Este ensayo clínico (el ensayo clínico “Leros) incluyó a 198 pacientes de 12 años o mayores (promedio de edad de 34 años) con alteraciones de la agudeza visual ocasionadas por la neuropatía óptica hereditaria de Leber, y cuyos síntomas habían comenzado durante los cinco años previos a su inscripción [2]. Todos recibieron idebenona. Se monitoreó su agudeza visual y se comparó con la de 372 “controles históricos” que no habían recibido idebenona. Las comparaciones de este tipo siempre aportan evidencia de baja calidad: aunque se seleccionó a los “controles históricos” para que tuvieran algunas características en común con los pacientes del ensayo clínico, es probable que los grupos comparados fueran diferentes en otros aspectos, así como en los tratamientos que recibieron además de la idebenona [2].

Mejoría o estabilización de la agudeza visual en una minoría de los pacientes. El criterio principal de valoración fue la proporción de ojos afectados en los que la agudeza visual había mejorado hasta el punto que se consideró clínicamente relevante, o en los que la agudeza visual residual se había estabilizado, entre los pacientes que empezaron a recibir idebenona durante el año siguiente a la aparición de los síntomas [2]. En este análisis se incluyó a 80 pacientes y 142 ojos afectados. Se compararon con 106 “controles históricos” y 193 ojos afectados [2].

Después de 12 meses de tratamiento, se notificó una mejoría o estabilización de la agudeza visual en el 42% de los ojos afectados entre los pacientes inscritos en el ensayo clínico, y en el 21% de los ojos entre los “controles históricos” (p=0,002) [2]. Los datos presentados en una conferencia sugieren que esta eficacia se mantuvo durante 24 meses: 53% frente a 36% (p=0.03) [4]. Con los datos disponibles, es imposible determinar la proporción de pacientes cuya visión había mejorado.

Existen varias hipótesis que podrían explicar el aparente conflicto entre los resultados del ensayo clínico Rhodos y los de la comparación entre los pacientes del ensayo clínico inicial Leros y los “controles históricos”, a saber: la diferencia en los criterios principales de valoración y la duración del seguimiento; un número insuficiente de pacientes en el primer ensayo clínico Rhodos; y la debilidad metodológica de las comparaciones con los controles históricos [2].

Al igual que en la evaluación inicial, la farmacéutica proporcionó datos adicionales obtenidos principalmente de estudios retrospectivos con un número reducido de pacientes. Y, al igual que en la evaluación inicial, los resultados no fueron convincentes debido a su naturaleza retrospectiva no comparativa y a la multiplicidad de las pruebas estadísticas realizadas [1,2].

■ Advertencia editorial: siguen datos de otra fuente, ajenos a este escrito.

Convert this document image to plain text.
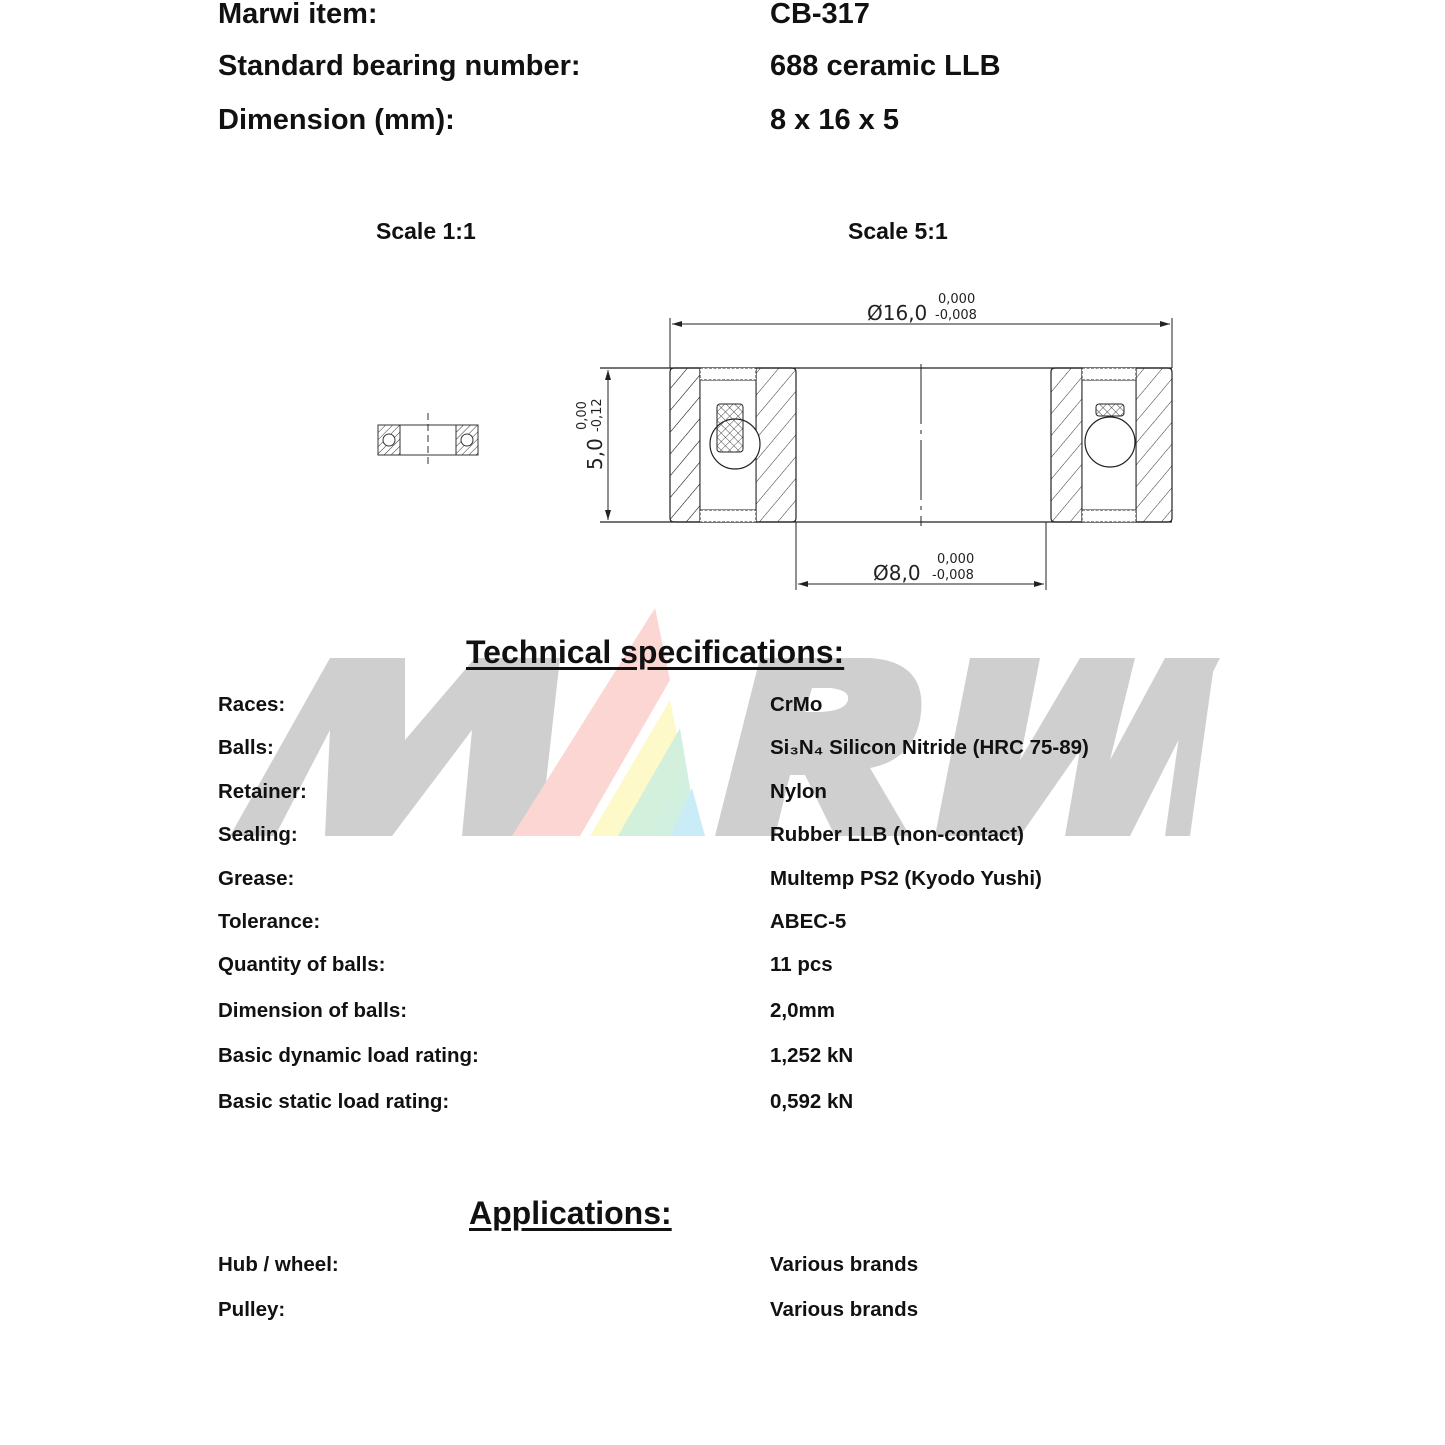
Marwi item:	CB-317
Standard bearing number:	688 ceramic LLB
Dimension (mm):	8 x 16 x 5
Scale 1:1	Scale 5:1
Ø16,0
0,000
-0,008
Ø8,0
0,000
-0,008
5,0
0,00 -0,12
Technical specifications:
Races:	CrMo
Balls:	Si₃N₄ Silicon Nitride (HRC 75-89)
Retainer:	Nylon
Sealing:	Rubber LLB (non-contact)
Grease:	Multemp PS2 (Kyodo Yushi)
Tolerance:	ABEC-5
Quantity of balls:	11 pcs
Dimension of balls:	2,0mm
Basic dynamic load rating:	1,252 kN
Basic static load rating:	0,592 kN
Applications:
Hub / wheel:	Various brands
Pulley:	Various brands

El perfil de efectos adversos de la idebenona en el ensayo clínico Leros fue, por lo general, similar al que se observó en el ensayo clínico Rhodos, en el que el 25% de los pacientes experimentaron un efecto adverso [2]. En el plan de gestión de riesgos europeo, todavía se menciona la hepatotoxicidad entre los “posibles riesgos considerables” de la idebenona [2].